Portia was not maintained anymore. So we went ahead with WebScraper.io’s chrome extension, marked up webpages and built functional scrapers with it, and wrote a tool to convert those “Sitemaps” into real scraper code, in python that we could run in our cloud, for our customers. It worked for a few Scrapers, but our team was very hesitant to adopt it, as they had to generate the code first, and then there was a lot of parsing required to get it in a format that we needed. This solved the first problem, but we still had the second.
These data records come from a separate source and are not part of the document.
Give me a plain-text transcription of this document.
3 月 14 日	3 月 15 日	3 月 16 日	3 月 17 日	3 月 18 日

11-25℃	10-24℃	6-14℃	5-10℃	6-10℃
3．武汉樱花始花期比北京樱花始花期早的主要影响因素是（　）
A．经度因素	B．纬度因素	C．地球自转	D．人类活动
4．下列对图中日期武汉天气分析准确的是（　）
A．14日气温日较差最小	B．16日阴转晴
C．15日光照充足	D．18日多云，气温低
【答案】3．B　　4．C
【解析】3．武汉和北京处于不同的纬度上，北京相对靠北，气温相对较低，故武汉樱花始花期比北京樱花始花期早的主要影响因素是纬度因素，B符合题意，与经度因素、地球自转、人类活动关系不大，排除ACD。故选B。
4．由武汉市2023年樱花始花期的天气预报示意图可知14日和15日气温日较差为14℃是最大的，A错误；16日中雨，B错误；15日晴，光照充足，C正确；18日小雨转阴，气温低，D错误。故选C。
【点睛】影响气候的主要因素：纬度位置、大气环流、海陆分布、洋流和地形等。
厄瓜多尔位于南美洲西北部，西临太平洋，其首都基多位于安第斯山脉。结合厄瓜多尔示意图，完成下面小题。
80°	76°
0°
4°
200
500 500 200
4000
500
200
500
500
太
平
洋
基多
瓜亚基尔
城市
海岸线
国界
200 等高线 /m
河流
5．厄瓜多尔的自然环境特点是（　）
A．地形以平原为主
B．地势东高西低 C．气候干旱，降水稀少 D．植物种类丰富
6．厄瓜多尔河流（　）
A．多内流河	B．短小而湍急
Another problem that came up was that the developer never really liked the code that we generated. Once you generate something, and if something changes in the website - you need to start from scratch again, all the custom stuff that we wrote for parsing was now gone. We couldn’t export what we wrote and put it back inside Web scraper Extension, edit the selector and paste it back.
We like the interface of Web scraper io, but it was limited in its data parsing capabilities at least for our use cases. So we went ahead and build a library to do it using some open source components from Web Scraper Extension and Parsel from Scrapy.
Sort of a Solution
We like YML, YML was always readable, like python code. And you can always export it to JSON. So our engineers came with this YML structure and a python library , where you name each element you need to extract, give it a selector, and a formatter, and the python library would read the HTML, and export the data after formatting it.
Then our front end developers built a Chrome Extension, that could create this YAML file for a web page, if you markup the data and selector. You can see how the data was going to look like right there in the browser as a JSON file, and test the Selector for multiple pages and see if all your selectors worked. You can export this from your browser as a YML file, put the file in your scrapers directory, read it and then just pass the HTML. We still haven’t added the formatter to the chrome extension yet. But you can build them in python and add them to the YML, at least for now.
What can you do with it
An Example
For example, it takes this YAML String
pokemon:
css: li.product
multiple: true
type: Text
children:
name:
css: h2.woocommerce-loop-product__title
type: Text
price:
css: span.woocommerce-Price-amount
type: Text
image:
css: img.attachment-woocommerce_thumbnail
type: Attribute
attribute: src
url:
css: a.woocommerce-LoopProduct-link
type: Link
and the page source of this page and turns it into a Dict
from selectorlib import Extractor
import requests
r = requests.get('https://scrapeme.live/shop/')
e = Extractor.from_yaml_string("""
pokemon:
css: li.product
multiple: true
type: Text
children:
name:
css: h2.woocommerce-loop-product__title
type: Text
price:
css: span.woocommerce-Price-amount
type: Text
image:
css: img.attachment-woocommerce_thumbnail
type: Attribute
attribute: src
url:
css: a.woocommerce-LoopProduct-link
type: Link
""")
e.extract(r.text)
And here is the data
[
{
'image': 'https://scrapeme.live/wp-content/uploads/2018/08/001-350x350.png',
'name': 'Bulbasaur',
'price': '63.00'
'url': 'https://scrapeme.live/shop/Bulbasaur/'
},
{ 'image': 'https://scrapeme.live/wp-content/uploads/2018/08/002-350x350.png',
'name': 'Ivysaur',
'price': '87.00',
'url': 'https://scrapeme.live/shop/Ivysaur/'
},
{
'image': 'https://scrapeme.live/wp-content/uploads/2018/08/003-350x350.png',
'name': 'Venusaur',
'price': '105.00',
'url': 'https://scrapeme.live/shop/Venusaur/'
}
]
You can either create this YML markup manually by specifying CSS or XPATH selectors, OR use the Selectorlib Chrome Extension
The Chrome Extension
You can use SelectorLib Chrome Extension to mark the data you need on webpages, and export in the YAML style supported by Selectorlib in Python.